Dr. William Dalziel, chief of geriatric medicine at Ottawa Civic Hospital, has
been a geriatric medicine specialist for about 20 years, and he’s seen
thousands of patients and families with AD. "Unfortunately," he says, "I’ll
probably see thousands more [because] Canada is a very rapidly aging
country… and the biggest risk factor for developing Alzheimer’s is age. Drug
therapy is an important component of managing chronic diseases and their
symptoms, and, despite the upfront cost, drug therapy can also decrease the
downstream cost by saving acute care days or, in the issue of Alzheimer’s,
by delaying institutionalization."
As Dick Watt points out, "it’s not only reducing the number of days you need
a home care worker, but it postpones the time for extended nursing or
another establishment. Susan, at just 36, was at the point where I thought
she’d have to go into at least a moderate care home. That was two years
ago. Right now, she’s living by herself with a home care worker coming in
twice a week. Her whole lifestyle has changed. She keeps her apartment,
everything is neat. It certainly gives her a life — a quality of life — that she
didn’t have before. And, if I may be selfish, it’s also improving the quality of
my life as a caregiver."
In September, the Canadian Medical Association Journal looked at care
costs in relation to the severity of AD, from around $10,000 a year per patient
in the early stages of the disease to about $36,000 a year at a more severe
stage. "One could argue that if you therefore are holding somebody at an
earlier stage of the disease for one to two years, you would certainly be
delaying some of those costs to the family and to society," Black says. "We
don’t know over the long run how the length of the person’s life is going to be
increased, and whether those costs mount up later on. But the assumption is
that you’re going to be dying from other natural causes and that we’ll be
improving the quality of their life for the time they have left."
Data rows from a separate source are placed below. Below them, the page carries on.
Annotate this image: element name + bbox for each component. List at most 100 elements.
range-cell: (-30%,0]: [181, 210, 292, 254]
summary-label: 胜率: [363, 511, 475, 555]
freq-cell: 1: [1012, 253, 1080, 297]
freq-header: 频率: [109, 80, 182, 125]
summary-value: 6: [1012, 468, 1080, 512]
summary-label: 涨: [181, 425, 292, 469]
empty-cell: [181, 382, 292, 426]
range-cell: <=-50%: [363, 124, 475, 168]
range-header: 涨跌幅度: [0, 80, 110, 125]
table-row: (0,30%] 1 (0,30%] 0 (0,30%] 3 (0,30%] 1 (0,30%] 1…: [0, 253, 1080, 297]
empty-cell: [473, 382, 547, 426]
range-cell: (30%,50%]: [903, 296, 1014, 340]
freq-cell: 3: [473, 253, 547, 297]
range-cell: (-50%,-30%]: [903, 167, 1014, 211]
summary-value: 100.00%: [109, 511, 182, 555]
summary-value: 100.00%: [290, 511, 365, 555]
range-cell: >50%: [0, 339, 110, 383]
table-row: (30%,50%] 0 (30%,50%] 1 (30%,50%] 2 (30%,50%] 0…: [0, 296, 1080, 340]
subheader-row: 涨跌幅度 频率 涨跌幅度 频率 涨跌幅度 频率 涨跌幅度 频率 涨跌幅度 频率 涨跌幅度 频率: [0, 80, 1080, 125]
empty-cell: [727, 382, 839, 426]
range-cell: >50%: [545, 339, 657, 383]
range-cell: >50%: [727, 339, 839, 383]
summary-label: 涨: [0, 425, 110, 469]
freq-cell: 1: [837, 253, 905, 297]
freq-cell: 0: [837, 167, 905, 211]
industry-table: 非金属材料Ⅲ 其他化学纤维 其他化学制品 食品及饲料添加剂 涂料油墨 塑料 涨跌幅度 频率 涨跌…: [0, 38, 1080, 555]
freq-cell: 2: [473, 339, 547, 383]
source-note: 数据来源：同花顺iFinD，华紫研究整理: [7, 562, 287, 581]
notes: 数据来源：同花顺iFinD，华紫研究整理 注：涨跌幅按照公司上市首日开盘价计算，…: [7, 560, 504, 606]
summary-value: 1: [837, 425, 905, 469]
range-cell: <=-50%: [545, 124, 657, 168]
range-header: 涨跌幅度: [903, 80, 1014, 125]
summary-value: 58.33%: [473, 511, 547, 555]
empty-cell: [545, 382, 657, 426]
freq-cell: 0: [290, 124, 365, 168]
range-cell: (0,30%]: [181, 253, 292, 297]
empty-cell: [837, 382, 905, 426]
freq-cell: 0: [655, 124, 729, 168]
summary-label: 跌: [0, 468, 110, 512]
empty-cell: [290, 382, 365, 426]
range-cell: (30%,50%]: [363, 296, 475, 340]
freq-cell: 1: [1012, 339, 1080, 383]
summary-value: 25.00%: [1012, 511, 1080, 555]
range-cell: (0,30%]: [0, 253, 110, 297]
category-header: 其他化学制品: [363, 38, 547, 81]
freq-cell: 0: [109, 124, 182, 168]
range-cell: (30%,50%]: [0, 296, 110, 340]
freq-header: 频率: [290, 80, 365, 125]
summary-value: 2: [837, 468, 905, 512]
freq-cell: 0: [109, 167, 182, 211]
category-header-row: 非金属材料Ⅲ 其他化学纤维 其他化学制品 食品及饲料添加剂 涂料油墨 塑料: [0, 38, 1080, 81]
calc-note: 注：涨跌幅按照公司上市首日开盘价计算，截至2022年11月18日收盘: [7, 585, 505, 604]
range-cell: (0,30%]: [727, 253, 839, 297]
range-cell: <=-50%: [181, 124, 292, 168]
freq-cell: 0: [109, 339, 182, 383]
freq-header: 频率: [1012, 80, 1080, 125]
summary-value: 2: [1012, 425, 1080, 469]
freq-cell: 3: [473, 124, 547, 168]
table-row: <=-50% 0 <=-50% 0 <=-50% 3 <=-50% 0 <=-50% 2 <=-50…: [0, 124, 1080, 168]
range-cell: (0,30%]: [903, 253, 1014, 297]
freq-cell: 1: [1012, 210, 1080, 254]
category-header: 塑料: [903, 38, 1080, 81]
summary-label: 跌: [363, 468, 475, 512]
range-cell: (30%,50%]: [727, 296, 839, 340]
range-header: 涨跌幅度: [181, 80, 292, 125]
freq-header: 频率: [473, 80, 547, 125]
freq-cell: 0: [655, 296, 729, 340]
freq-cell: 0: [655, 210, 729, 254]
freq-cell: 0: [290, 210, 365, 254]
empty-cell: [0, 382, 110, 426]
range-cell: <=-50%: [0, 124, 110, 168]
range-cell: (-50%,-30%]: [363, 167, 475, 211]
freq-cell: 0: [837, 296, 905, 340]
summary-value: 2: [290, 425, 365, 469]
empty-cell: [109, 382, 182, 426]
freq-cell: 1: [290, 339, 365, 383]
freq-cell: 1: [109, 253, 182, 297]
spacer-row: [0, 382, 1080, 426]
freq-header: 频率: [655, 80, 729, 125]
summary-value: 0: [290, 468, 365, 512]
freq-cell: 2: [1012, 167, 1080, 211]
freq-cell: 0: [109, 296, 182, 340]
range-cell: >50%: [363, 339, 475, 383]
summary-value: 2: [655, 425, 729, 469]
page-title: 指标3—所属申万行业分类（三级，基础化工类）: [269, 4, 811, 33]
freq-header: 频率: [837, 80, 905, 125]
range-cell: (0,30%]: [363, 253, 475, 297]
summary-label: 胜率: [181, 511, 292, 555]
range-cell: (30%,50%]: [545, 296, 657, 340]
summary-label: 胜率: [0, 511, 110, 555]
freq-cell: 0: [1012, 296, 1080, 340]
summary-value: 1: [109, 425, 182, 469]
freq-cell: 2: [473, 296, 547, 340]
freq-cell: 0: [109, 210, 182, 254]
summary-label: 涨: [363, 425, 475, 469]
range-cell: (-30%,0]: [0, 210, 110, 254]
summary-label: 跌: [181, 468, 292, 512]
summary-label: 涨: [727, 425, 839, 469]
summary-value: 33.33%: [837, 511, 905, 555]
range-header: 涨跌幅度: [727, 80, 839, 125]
"As a physician," Dalziel says, "I’m very aware of the benefits of new drugs to
my patients, treating their symptoms, slowing disease progression and
improving function and quality of life. As a geriatrician, I know of no more
tragic a disease, in terms of its impact on families and friends as well as the
patients themselves.
"Aricept still doesn’t have formulary approval. Seniors who can’t afford it don’t
get it. There are going to be other drugs available for AD in the next six
months, and they may also not get formulary approval. Alzheimer’s patients
and families don’t have the time to wait months or years. What keeps
patients and families with Alzheimer’s going is a sense of hope. Let’s hope
that the right drugs are available, and soon, before time and hope run out.